Jupiter Corp. is choosing between two different capital investment proposals. Machine A has a useful life of 4 years, and Machine B has a useful life of 6 years. Each proposal requires an initial investment of $200000, and the company desires a rate of return of 10%. Although Machine B has a useful life of 6 years, it could be sold at the end of 4 years for $35000.

Year present Value of $1 at 10%
1 0.909
2 0.826
3 0.751
4 0.683
5 0.621
6 0.513

Machine A will generate net cash flow of $70000 in each of the four years. Machine B will geberate $80000 in year 1, $70000 in year 2, $60000 in year 3, and 40000 per year for the remaining 3 years of its useful life.

Which of the following statement portrays the most accurate analysis between the two proposals?

a.
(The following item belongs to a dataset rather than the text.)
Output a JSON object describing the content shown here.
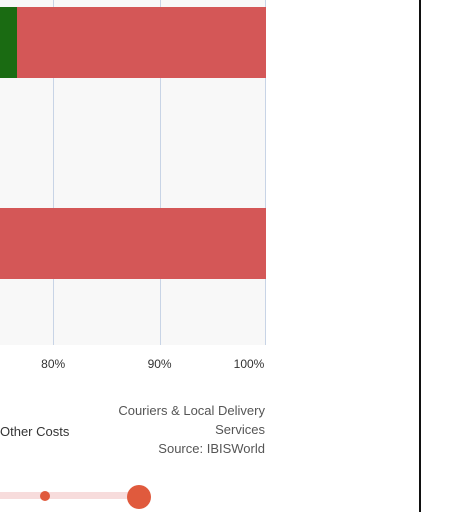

Mars should invest in Machine A becuase the net present value of Machine A after 4 years is higher than the net present value of Machine B after 4 years.

b. Mars should invest in Machine B becuase the net present value of Machine A after 4 years is lower than the net present value of Machine B after 6 years.

c. Mars should invest in Machine B becuase the net present value of Machine A after 4 years is lower than the net present value of Machine B after 4 years.

d. Mars should invest in Machine A becuase the net present value of Machine A after 4 years is higher than the net present value of Machine B after 6 years.